Since reaching Damascus she has scoured defunct security service branches, prisons, morgues and hospitals, hoping to glean any information about her long-lost father.
“You can see the fatigue on people’s faces” everywhere, said Mustafa, who works as a communications manager for the Syria Campaign, a rights group.
In 2021, she was invited to testify at the United Nations about the fate of Syria’s disappeared.
The rebels who toppled Assad freed thousands of detainees nearly 14 years into a civil war that killed more than 500,000 people and displaced millions.
Mustafa returned to Branch 215, one of Syria’s most notorious prisons run by military intelligence, where she herself had been detained simply for participating in pro-democracy protests in 2011.
She found documents there mentioning her father. “That’s already a start,” Mustafa said.
Now, she “wants the truth” and plans to continue searching for answers in Syria.
“I only dream of a grave, of having a place to go to in the morning to talk to my father,” she said. “Graves have become our biggest dream.”
In Damascus, Mustafa took part in a protest demanding justice for the disappeared and answers about their fate.
Youssef Sammawi, 29, was there too. He held up a picture of his cousin, whose arrest and beating in 2012 prompted Sammawi to flee for Germany.
A few years later, he identified his cousin’s corpse among the 55,000 images by a former military photographer codenamed “Caesar,” who defected and made the images public.
The photos taken between 2011 and 2013, authenticated by experts, show thousands of bodies tortured and starved to death in Syrian prisons.
“The joy I felt gave way to pain when I returned home, without being able to see my cousin,” Sammawi said.
He said his uncle had also been arrested and then executed after he went to see his son in the hospital.
“When I returned, it was the first time I truly realized that they were no longer there,” he said with sadness in his voice.
“My relatives had gotten used to their absence, but not me,” he added. “We demand that justice be served, to alleviate our suffering.”
While Assad’s fall allowed many to end their exile and seek answers, others are hesitant.
Fadwa Mahmoud, 70, told AFP she has had no news of her son and her husband, both opponents of the Assad government arrested upon arrival at Damascus airport in 2012.
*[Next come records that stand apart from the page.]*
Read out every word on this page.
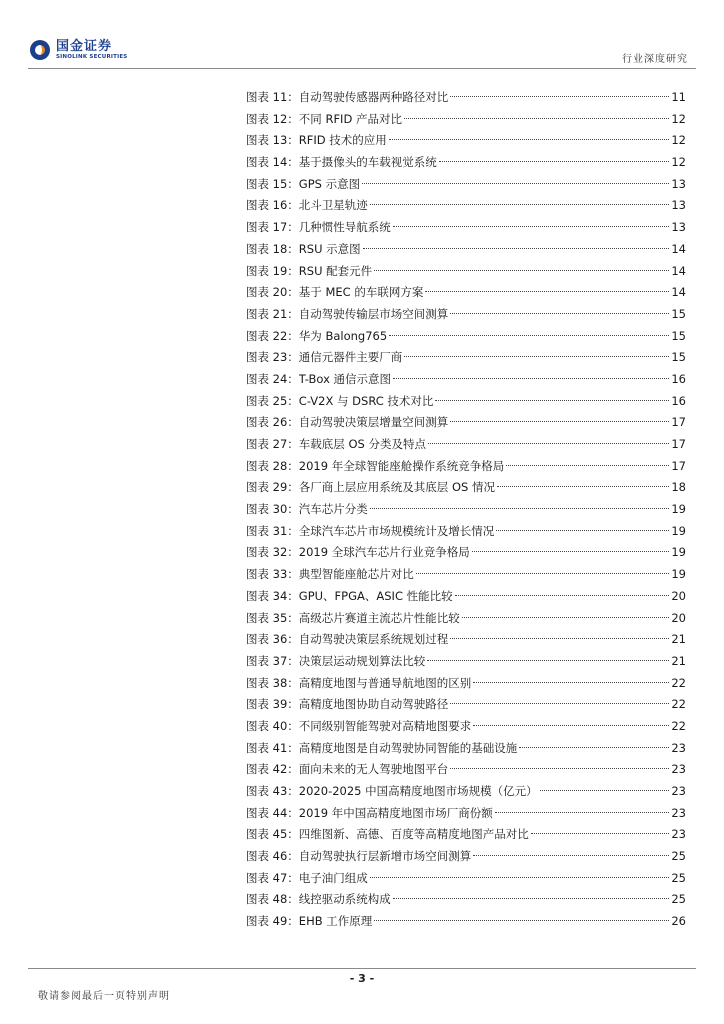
国金证券
SINOLINK SECURITIES	行业深度研究
图表 11： 自动驾驶传感器两种路径对比	11
图表 12： 不同 RFID 产品对比	12
图表 13： RFID 技术的应用	12
图表 14： 基于摄像头的车载视觉系统	12
图表 15： GPS 示意图	13
图表 16： 北斗卫星轨迹	13
图表 17： 几种惯性导航系统	13
图表 18： RSU 示意图	14
图表 19： RSU 配套元件	14
图表 20： 基于 MEC 的车联网方案	14
图表 21： 自动驾驶传输层市场空间测算	15
图表 22： 华为 Balong765	15
图表 23： 通信元器件主要厂商	15
图表 24： T-Box 通信示意图	16
图表 25： C-V2X 与 DSRC 技术对比	16
图表 26： 自动驾驶决策层增量空间测算	17
图表 27： 车载底层 OS 分类及特点	17
图表 28： 2019 年全球智能座舱操作系统竞争格局	17
图表 29： 各厂商上层应用系统及其底层 OS 情况	18
图表 30： 汽车芯片分类	19
图表 31： 全球汽车芯片市场规模统计及增长情况	19
图表 32： 2019 全球汽车芯片行业竞争格局	19
图表 33： 典型智能座舱芯片对比	19
图表 34： GPU、FPGA、ASIC 性能比较	20
图表 35： 高级芯片赛道主流芯片性能比较	20
图表 36： 自动驾驶决策层系统规划过程	21
图表 37： 决策层运动规划算法比较	21
图表 38： 高精度地图与普通导航地图的区别	22
图表 39： 高精度地图协助自动驾驶路径	22
图表 40： 不同级别智能驾驶对高精地图要求	22
图表 41： 高精度地图是自动驾驶协同智能的基础设施	23
图表 42： 面向未来的无人驾驶地图平台	23
图表 43： 2020-2025 中国高精度地图市场规模（亿元）	23
图表 44： 2019 年中国高精度地图市场厂商份额	23
图表 45： 四维图新、高德、百度等高精度地图产品对比	23
图表 46： 自动驾驶执行层新增市场空间测算	25
图表 47： 电子油门组成	25
图表 48： 线控驱动系统构成	25
图表 49： EHB 工作原理	26
- 3 -
敬请参阅最后一页特别声明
She fled to Germany a year later and co-founded the Families For Freedom human rights group.
She said she has no plans to return to Syria just yet.
“No one really knows what might happen, so I prefer to stay cautious,” she said.
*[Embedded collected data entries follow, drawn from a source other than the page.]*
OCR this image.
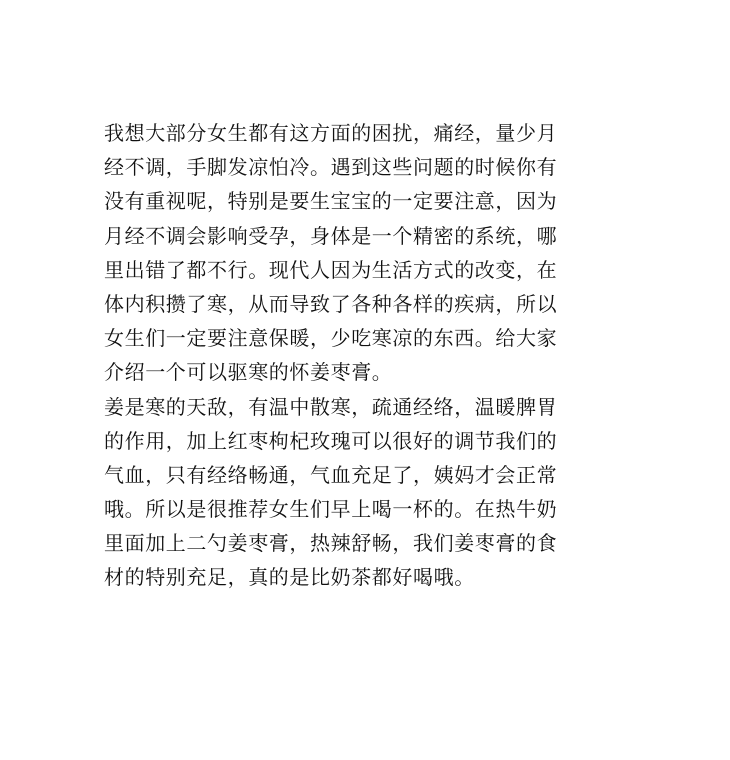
我想大部分女生都有这方面的困扰，痛经，量少月
经不调，手脚发凉怕冷。遇到这些问题的时候你有
没有重视呢，特别是要生宝宝的一定要注意，因为
月经不调会影响受孕，身体是一个精密的系统，哪
里出错了都不行。现代人因为生活方式的改变，在
体内积攒了寒，从而导致了各种各样的疾病，所以
女生们一定要注意保暖，少吃寒凉的东西。给大家
介绍一个可以驱寒的怀姜枣膏。
姜是寒的天敌，有温中散寒，疏通经络，温暖脾胃
的作用，加上红枣枸杞玫瑰可以很好的调节我们的
气血，只有经络畅通，气血充足了，姨妈才会正常
哦。所以是很推荐女生们早上喝一杯的。在热牛奶
里面加上二勺姜枣膏，热辣舒畅，我们姜枣膏的食
材的特别充足，真的是比奶茶都好喝哦。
Mahmoud said she was disappointed that Syria’s new authorities, who pledged justice for victims of atrocities under Assad’s rule, “are not yet taking these cases seriously.”
She said Syria’s new leader Ahmed Al-Sharaa “has yet to do anything for missing Syrians,” yet “met Austin Tice’s mother two hours” after she arrived in the Syrian capital.
Tice is an American journalist missing in Syria since 2012.
Sharaa “did not respond” to requests from relatives of missing Syrians to meet him, Mahmoud said.
“The revolution would not have succeeded without the sacrifices of our detainees,” she said.